Pitman was born in Trowbridge, Wiltshire, the eldest son of Samuel Pitman and his wife Maria, née Davis. He was apprenticed to a local builder then worked for a building firm in London. They emigrated to South Australia with daughters Melissa and Sarah in the Trusty, arriving 15 May 1838. During the journey he made friends with William Holden, who was to have a journalistic career in Adelaide.
He set up as a builder and architect at 84, then 90, Rundle Street east. He invested heavily in land, including in 1839 an 80 acres (32 ha) section (Section 824), one allotment of which, near the present corner of Grand Junction and Valley Roads, he sold to Holden, who used it to set up a butcher's shop and general store. It was Holden who dubbed the area Hope Valley. Pitman was declared insolvent in 1843 during a depression, and forced to unload these assets, but by the 1850s he was back in work, bridge-building on the River Torrens and near Echunga.

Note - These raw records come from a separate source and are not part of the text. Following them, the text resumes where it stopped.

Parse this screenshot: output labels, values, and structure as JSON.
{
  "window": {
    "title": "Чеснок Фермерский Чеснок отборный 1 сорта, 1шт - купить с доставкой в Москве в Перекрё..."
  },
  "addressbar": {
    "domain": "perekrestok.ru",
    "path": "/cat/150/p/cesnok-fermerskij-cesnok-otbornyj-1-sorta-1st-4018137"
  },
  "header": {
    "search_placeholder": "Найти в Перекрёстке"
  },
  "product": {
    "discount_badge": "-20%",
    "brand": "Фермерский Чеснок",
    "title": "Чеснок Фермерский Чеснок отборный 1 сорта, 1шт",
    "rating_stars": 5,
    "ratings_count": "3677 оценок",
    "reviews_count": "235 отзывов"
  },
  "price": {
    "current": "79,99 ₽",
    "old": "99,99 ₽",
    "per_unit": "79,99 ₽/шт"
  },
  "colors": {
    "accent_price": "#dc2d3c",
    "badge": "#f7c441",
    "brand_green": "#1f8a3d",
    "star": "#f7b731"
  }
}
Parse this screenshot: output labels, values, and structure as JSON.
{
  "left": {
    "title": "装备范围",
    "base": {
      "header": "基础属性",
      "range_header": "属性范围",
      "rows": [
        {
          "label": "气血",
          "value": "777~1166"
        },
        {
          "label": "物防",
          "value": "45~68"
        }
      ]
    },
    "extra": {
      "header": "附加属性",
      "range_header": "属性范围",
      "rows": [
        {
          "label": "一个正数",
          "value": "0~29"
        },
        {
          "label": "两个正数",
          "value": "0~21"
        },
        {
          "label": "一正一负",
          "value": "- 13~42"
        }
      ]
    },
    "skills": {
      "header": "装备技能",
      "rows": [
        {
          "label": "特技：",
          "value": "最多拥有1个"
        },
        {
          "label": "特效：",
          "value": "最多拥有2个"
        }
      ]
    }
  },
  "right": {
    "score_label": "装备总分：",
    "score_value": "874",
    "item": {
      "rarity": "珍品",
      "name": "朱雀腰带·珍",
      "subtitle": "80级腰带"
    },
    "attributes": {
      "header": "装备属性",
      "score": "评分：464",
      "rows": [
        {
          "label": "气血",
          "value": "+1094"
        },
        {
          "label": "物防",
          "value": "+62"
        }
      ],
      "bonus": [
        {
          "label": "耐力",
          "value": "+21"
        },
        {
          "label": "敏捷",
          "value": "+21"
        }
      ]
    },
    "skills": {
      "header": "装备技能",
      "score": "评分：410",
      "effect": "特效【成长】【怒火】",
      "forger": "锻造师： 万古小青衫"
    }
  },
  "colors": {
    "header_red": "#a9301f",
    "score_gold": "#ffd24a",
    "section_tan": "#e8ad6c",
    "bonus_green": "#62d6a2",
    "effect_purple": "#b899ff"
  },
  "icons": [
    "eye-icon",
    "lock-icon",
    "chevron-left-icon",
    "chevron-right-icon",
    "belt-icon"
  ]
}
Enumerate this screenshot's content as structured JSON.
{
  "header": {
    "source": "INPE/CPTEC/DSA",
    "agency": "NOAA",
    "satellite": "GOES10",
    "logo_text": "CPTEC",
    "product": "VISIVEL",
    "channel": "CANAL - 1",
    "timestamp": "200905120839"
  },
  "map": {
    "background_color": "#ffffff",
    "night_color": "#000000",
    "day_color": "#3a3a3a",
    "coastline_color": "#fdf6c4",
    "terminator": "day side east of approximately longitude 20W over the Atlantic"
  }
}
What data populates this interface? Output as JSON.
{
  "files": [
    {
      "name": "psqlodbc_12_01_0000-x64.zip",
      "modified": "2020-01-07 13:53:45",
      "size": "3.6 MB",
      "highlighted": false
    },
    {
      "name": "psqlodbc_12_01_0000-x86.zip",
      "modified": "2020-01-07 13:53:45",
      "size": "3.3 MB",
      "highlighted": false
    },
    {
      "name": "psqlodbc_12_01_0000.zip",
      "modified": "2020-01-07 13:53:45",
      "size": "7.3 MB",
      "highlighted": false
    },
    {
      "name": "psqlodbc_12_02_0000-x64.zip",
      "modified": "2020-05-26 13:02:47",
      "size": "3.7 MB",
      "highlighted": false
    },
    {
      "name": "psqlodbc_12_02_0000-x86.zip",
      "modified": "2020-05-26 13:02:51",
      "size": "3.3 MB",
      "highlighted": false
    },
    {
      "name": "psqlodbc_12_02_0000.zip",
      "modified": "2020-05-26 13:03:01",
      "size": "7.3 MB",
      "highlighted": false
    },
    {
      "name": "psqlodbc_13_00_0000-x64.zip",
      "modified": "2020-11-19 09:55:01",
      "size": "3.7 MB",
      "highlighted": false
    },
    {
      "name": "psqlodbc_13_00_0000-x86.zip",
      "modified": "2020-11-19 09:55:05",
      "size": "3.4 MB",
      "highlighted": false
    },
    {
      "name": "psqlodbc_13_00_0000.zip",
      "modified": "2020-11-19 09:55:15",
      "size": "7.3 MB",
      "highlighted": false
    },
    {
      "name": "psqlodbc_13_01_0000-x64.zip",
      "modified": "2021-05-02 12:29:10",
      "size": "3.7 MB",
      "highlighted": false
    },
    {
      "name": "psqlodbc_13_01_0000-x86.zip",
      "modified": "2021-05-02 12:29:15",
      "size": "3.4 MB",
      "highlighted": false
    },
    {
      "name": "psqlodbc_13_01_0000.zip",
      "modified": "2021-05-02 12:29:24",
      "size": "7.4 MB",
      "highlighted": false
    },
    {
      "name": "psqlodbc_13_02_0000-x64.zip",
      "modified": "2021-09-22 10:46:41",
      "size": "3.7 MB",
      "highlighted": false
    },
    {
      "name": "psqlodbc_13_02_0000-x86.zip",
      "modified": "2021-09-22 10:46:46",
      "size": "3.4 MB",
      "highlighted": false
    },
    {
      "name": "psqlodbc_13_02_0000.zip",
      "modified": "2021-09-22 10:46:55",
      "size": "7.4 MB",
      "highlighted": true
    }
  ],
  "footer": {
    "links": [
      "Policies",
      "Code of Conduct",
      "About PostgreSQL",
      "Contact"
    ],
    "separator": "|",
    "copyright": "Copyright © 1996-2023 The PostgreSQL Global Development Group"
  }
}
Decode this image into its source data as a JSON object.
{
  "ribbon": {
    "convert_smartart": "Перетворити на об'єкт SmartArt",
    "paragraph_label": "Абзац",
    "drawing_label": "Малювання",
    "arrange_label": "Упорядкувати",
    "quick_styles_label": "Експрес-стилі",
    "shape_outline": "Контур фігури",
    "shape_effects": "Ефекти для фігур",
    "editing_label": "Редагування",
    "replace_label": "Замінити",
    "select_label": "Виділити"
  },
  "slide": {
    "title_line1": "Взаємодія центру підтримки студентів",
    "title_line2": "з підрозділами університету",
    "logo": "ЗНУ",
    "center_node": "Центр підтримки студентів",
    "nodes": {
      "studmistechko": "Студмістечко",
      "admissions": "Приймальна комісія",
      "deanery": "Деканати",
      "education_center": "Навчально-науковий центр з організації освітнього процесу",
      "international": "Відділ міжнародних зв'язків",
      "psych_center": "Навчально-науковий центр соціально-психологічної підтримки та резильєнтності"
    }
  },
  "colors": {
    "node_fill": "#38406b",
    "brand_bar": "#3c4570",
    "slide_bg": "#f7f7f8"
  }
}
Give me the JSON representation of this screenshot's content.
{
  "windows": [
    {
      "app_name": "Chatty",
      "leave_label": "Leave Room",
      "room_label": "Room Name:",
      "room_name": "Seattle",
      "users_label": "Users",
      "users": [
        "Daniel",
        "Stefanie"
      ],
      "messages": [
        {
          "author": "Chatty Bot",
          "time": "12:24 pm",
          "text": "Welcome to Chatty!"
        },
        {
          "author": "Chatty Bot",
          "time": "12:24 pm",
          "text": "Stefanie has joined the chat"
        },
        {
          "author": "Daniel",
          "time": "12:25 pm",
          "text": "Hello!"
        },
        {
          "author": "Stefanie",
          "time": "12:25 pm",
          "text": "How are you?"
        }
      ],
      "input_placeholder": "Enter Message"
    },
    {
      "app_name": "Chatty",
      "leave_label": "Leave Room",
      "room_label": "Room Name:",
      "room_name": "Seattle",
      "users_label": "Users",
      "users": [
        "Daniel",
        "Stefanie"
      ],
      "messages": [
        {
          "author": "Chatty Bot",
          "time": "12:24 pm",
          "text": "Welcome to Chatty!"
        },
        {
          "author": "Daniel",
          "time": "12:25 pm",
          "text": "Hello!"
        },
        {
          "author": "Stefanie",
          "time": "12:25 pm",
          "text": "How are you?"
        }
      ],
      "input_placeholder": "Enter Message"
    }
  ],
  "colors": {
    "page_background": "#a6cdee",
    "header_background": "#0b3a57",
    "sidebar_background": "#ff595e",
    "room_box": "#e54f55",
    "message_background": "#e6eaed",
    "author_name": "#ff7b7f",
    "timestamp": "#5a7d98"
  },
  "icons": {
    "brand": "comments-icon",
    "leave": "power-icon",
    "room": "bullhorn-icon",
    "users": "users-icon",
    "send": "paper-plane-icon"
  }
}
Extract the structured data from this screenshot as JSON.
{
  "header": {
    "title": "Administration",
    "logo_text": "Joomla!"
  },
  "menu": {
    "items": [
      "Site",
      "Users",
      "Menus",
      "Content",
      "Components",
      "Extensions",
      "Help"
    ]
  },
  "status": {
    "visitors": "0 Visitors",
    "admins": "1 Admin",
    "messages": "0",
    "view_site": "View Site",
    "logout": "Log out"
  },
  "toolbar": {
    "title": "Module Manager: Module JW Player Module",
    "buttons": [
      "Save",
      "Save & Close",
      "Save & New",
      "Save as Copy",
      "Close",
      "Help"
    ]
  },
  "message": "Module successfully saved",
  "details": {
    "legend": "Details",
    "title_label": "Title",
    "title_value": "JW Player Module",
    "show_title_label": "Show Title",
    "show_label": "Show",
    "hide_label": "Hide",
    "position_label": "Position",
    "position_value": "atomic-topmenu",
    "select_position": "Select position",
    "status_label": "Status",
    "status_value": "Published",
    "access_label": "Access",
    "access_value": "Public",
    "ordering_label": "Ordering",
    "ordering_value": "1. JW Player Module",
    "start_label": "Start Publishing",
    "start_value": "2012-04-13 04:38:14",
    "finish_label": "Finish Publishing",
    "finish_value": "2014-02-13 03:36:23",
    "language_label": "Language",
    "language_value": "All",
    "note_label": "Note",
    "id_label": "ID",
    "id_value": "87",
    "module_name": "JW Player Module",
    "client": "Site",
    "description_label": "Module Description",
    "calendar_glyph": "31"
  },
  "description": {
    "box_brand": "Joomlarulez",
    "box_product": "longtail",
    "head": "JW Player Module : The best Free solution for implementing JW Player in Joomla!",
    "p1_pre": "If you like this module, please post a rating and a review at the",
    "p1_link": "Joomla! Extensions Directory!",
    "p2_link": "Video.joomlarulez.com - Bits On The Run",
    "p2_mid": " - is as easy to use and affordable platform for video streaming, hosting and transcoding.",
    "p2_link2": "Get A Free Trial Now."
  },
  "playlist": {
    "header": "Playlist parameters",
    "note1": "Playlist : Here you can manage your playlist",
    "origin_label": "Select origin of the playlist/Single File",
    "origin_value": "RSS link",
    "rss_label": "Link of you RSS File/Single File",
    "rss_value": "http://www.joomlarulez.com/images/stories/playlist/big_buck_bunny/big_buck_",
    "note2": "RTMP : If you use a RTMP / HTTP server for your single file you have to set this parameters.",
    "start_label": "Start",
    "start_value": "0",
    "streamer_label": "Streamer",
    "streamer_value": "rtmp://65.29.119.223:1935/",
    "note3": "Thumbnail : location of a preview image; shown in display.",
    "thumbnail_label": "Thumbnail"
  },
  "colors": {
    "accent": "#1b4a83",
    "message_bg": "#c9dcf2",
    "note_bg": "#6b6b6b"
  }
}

He founded the a branch of the Swedenborgian Church in Adelaide and served as its minister from 1844 to 1859, and from 1846 taught shorthand following his brother's system. He left for Melbourne in 1870, though he did return to Adelaide on occasion: his design for the Institute and Museum building on North Terrace won second prize in 1874; his wife died in Adelaide in 1881.
He moved to Camperdown, New South Wales, where he taught Pitman shorthand, for a time associated with the Sydney Technical College. He continued his association with Swedenborgianism; he married again and died in 1890 and was buried in Rookwood Cemetery, where his epitaph is uniquely written phonetically, using the Pitman scheme of reformed spelling.